64Auch der Gesamtzusammenhang und die Systematik von § 6 Ziff. 3 ABVw lassen nicht erkennen, dass die Regelung sich lediglich auf die Höhe einer Anpassungsentscheidungen beschränken wollte: mit der Anpassung der Gesamtversorgungsbezüge hat die (Rechtsvorgängerin der) Beklagte(n) versprochen, unter Einbeziehung unterschiedlichster Leistungen gem. § 5 ABVw den Betriebsrentnern eine Alterssicherung zu bieten und deren wirtschaftliche Anpassung über § 16 BetrAVG hinaus mittels kollektiver Regelung vorzunehmen. Wegen dieser im Vergleich wohl komfortablen Rentenregelungen lag es im Interesse der Beklagten insgesamt, die Anpassung mit einem Regulativ zu begrenzen. Vor diesem Hintergrund soll die größtmögliche Regelungsweite von § 6 Ziff. 3 ABVw mit den Worten „…was geschehen soll…“ der Beklagten die Möglichkeit geben, die Rentenzusage passgenau mit ihrer jeweils aktuellen Lage zu verzahnen. Zu dem, „…was geschehen soll…“ gehört dann aber eben auch nicht nur die Entscheidung, ob die Betriebsrente um 0%, 2,1% oder 0,5% erhöht werden soll, sondern auch die Verteilungsgrundsätze, ob etwa bestimmte Gruppen von Betriebsrentnern bei einer Erhöhung besondere Berücksichtigung finden, zB. nicht der Kläger, sondern finanziell weniger gut ausgestattete Arbeitnehmer. Würde in einem solchen Fall der Betriebsrat eine andere oder eine gleichmäßige Verteilung der Gelder fordern, würde ihm ggf. § 6 Ziff. 3 ABVw und die dort geregelte Begrenzung auf eine bloße Anhörungsverpflichtung entgegen gehalten werden.
65- 66
iii. Aus der Unwirksamkeit von § 6 Ziff. 3 ABVw folgt nicht die Unwirksamkeit der gesamten ABVw bzw. der gesamten Gesamtbetriebsvereinbarung. Denn nach dem Rechtsgedanken des§ 139 BGB gilt, dass die Teilunwirksamkeit einer Betriebsvereinbarung die Unwirksamkeit auch ihrer übrigen Bestimmungen nur dann zur Folge hat, wenn diese ohne die unwirksamen Teile keine sinnvolle, in sich geschlossene Regelung mehr darstellen (BAG 05.05.2015 – 1 AZR 435/13 – Rn. 20; BAG 26.04.2005 – 1 AZR 76/04 – Rn. 23; BAG 22.03.2005 – 1 ABR 64/03 – Rn. 61; BAG 21.01.2003 - 1 ABR 9/02 - ). Danach sind die ABVw als Bestandteil der Gesamtbetriebsvereinbarung „Bestimmungen des Betrieblichen Versorungswerkes“ nicht insgesamt unwirksam. Sie bilden auch ohne die unwirksame Festlegung der Anpassung durch den Aufsichtsrat eine in sich geschlossene und praktikable Regelung der anzuwendenden Betriebsrentengrundsätze. Insbesondere lässt sich aus § 6 Ziff. 1 ABVw die Regelanpassung der Gesamtversorgungsbezüge zweifelsfrei ermitteln.

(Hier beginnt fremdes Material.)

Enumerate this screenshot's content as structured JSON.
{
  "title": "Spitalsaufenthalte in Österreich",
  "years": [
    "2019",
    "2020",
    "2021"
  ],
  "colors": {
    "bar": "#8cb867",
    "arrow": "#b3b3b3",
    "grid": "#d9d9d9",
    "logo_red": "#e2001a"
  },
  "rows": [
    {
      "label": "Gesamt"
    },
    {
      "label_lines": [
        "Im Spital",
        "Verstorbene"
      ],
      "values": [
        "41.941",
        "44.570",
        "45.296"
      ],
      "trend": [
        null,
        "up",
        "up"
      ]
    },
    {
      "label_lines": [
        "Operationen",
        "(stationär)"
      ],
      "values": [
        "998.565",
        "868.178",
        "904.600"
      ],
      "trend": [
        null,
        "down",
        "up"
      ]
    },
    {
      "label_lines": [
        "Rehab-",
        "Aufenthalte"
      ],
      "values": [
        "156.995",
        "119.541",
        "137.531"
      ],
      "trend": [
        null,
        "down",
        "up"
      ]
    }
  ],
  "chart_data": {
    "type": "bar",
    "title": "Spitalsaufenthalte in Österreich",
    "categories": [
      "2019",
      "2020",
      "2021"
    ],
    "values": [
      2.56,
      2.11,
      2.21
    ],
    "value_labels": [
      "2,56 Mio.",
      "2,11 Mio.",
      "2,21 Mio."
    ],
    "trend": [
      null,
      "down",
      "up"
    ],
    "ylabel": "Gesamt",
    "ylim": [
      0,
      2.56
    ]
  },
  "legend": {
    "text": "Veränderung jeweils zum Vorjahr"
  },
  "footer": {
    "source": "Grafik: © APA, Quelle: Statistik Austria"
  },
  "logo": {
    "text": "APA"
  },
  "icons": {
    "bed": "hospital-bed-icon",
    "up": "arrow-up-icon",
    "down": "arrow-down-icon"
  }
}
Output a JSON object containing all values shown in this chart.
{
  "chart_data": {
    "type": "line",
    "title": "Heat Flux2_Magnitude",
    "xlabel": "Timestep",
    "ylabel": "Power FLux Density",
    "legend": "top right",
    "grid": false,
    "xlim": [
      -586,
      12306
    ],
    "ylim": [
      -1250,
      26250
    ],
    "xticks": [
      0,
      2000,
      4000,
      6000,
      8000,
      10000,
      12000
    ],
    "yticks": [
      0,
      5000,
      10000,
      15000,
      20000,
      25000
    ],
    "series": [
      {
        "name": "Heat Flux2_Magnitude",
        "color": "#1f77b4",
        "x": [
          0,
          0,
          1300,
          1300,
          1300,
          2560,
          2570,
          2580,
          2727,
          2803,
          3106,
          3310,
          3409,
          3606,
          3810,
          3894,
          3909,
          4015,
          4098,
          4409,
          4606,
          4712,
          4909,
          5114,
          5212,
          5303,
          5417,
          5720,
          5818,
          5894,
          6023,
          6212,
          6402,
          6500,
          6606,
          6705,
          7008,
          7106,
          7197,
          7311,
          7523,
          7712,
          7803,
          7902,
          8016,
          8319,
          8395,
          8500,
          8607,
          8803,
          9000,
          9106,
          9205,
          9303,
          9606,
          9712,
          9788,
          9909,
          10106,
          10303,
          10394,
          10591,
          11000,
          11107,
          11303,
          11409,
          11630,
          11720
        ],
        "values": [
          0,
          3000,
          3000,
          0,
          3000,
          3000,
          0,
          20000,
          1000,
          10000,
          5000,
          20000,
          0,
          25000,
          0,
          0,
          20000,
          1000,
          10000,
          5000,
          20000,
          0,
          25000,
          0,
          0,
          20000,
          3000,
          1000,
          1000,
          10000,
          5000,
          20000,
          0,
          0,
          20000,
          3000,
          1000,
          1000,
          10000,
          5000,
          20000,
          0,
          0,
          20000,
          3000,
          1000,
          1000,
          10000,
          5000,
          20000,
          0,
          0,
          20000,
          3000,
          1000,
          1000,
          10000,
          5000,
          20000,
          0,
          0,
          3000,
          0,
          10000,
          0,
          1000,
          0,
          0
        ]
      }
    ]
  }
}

Diesen überzeugenden Ausführungen schließt sich die erkennende Kammer in vollem Umfang an. Sie gelten für die Anpassungsverpflichtung zum 01.07.20016 entsprechend.
68Die Zinsforderungen sind gemäß §§ 286, 288, 291 BGB begründet. Die Ausnahme, nach der eine Verzinsung dann nicht in Betracht kommt, wenn erst die Rechtskraft einer Entscheidung die der Billigkeit entsprechende Ermessensausübung der Arbeitgeberin ersetzt (BAG 3 AZR 859/09), greift hier nicht, weil mit der vorliegenden Entscheidung nicht ein fehlerhaft ausgeübtes oder ausgefallenes Ermessen ersetzt, sondern die von der Arbeitgeberin geltend gemachte Norm, die ein Ermessen erst eröffnen soll, für unzulässig erachtet wird.
69Die Kostenentscheidung beruht auf § 91 Abs. 1 Satz 1 ZPO, die Streitwertfestsetzung auf § 9 ZPO.